Calling all our Australian friends: It’s time to celebrate your successes in clear communication | Photo by Karl Anderson on Unsplash
Plain language is important to us here in New Zealand. It’s also a big thing in Australia. At the moment, Australia doesn’t have any awards celebrating clear communication.
Let’s not beat around the bush! After recognising the gap and fielding several enquiries, we’re opening up entries to Australia.
Haere mai, Australian plain language enthusiasts!
We’re excited to now be welcoming entries from any individual or organisation in Australia, as well as New Zealand. You’d just need to meet the same conditions as entrants do here: See our terms and conditions
You’ll also need to be an organisation that’s registered in Australia, or have a registered Australian address.
The standard entry fee for people in Australia will be AUD$125, and AUD$65 for registered charities.
Australian-based entries are welcome for any Awards categories
From Champion Organisation through to Best Plain English Legal Document, people and businesses in Australia are welcome to enter any of our categories. You can also nominate the good and the bad in our two People’s Choice categories: the Best Plain English Communication and the Worst Brainstrain Communication.
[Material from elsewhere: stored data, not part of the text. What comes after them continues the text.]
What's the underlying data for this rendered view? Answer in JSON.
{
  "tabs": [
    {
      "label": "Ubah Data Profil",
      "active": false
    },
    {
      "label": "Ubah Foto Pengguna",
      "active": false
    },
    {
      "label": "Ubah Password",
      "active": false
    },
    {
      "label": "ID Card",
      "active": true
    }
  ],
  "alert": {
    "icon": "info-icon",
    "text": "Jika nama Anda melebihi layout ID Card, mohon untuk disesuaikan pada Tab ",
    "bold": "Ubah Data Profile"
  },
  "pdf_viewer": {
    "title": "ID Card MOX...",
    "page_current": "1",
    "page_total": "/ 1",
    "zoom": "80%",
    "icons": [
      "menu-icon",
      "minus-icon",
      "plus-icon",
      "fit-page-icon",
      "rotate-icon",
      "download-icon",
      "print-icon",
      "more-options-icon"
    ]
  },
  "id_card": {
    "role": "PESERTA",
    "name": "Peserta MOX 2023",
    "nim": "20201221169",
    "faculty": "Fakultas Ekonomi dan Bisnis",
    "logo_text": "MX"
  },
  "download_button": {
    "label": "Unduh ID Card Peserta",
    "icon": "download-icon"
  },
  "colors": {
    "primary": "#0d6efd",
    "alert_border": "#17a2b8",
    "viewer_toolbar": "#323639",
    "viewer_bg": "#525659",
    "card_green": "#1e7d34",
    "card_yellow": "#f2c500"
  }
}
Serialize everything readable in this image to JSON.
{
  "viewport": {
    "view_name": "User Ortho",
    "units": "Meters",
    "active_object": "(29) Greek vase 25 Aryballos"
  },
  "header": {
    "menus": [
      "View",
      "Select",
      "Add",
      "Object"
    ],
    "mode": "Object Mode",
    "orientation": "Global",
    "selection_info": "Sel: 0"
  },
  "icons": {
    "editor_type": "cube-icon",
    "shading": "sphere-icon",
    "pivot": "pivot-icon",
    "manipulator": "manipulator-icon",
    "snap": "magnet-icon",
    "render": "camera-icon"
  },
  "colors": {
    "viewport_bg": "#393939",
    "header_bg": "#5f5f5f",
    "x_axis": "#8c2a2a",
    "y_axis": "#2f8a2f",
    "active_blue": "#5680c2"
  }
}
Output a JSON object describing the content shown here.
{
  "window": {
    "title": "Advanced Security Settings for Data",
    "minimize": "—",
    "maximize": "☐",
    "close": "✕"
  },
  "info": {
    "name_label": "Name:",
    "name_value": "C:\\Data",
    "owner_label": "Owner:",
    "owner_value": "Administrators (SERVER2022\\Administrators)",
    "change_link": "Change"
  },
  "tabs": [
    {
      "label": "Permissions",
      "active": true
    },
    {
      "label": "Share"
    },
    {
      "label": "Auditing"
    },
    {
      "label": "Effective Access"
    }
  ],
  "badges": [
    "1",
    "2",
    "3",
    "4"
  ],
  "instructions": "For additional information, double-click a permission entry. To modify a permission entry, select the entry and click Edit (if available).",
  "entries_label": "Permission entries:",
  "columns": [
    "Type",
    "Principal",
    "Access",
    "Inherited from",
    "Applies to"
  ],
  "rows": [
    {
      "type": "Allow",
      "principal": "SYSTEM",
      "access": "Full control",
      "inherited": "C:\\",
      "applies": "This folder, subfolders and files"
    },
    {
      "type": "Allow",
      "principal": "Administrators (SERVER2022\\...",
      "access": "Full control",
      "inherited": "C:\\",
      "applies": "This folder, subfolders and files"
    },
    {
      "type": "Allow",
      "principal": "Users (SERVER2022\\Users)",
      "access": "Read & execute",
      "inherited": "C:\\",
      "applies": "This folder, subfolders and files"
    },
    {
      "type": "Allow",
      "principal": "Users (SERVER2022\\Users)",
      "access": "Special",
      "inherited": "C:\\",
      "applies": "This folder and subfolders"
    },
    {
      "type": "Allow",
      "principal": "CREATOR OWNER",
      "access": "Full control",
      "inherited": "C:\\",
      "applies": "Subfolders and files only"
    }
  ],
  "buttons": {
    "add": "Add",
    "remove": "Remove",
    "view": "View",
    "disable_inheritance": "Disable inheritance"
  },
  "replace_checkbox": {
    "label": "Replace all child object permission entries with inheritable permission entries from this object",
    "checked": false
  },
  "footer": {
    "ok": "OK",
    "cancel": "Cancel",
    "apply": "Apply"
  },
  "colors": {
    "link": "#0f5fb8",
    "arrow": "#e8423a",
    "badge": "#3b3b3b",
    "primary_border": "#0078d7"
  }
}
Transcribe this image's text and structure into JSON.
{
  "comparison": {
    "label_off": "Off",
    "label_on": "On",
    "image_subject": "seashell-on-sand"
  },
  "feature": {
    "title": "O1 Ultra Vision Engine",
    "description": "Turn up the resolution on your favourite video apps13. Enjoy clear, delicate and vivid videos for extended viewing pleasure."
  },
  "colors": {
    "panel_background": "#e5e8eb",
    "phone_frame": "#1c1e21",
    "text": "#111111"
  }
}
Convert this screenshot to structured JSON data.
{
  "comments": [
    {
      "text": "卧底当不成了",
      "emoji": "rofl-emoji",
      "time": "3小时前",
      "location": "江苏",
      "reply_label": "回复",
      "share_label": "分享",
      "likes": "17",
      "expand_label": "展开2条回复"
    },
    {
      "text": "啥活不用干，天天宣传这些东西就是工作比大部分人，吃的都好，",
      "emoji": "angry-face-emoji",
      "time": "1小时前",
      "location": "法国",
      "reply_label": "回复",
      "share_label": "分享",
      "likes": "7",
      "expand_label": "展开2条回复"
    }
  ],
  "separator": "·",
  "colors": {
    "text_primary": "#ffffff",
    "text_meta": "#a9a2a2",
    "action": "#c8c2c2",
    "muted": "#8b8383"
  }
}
So what are you waiting for? It’s time to get entering!
Entries are open until 31 July
Read about how to enter
Melissa Wardell June 17th, 2021
Posted In: 2021 Plain English Awards, Australian clear communication awards, Communications, People's Choice awards, Plain English Awards
Tags: Best Legal Document, Best Organisation, Best Plain English Communication, Brainstrain, Champion, clear communication, People's Choice Awards, plain English, Plain English Awards
Shine bright like a diamond — enter the champion category of the Awards in 2021 | Image by Dimitris Christou from Pixabay
You’ve read about the Champion category for Best Organisation. But, rather than an organisation, you have an individual (maybe it’s you?) or a team that deserves recognition for its plain language achievements.
The Plain English Champion — Best Individual or Team award honours the people who work hard to make plain language a reality in their organisation. The award is open to individuals or teams who have significantly contributed to a plain language initiative in any New Zealand organisation.
Now is your time to shine, so don’t be shy!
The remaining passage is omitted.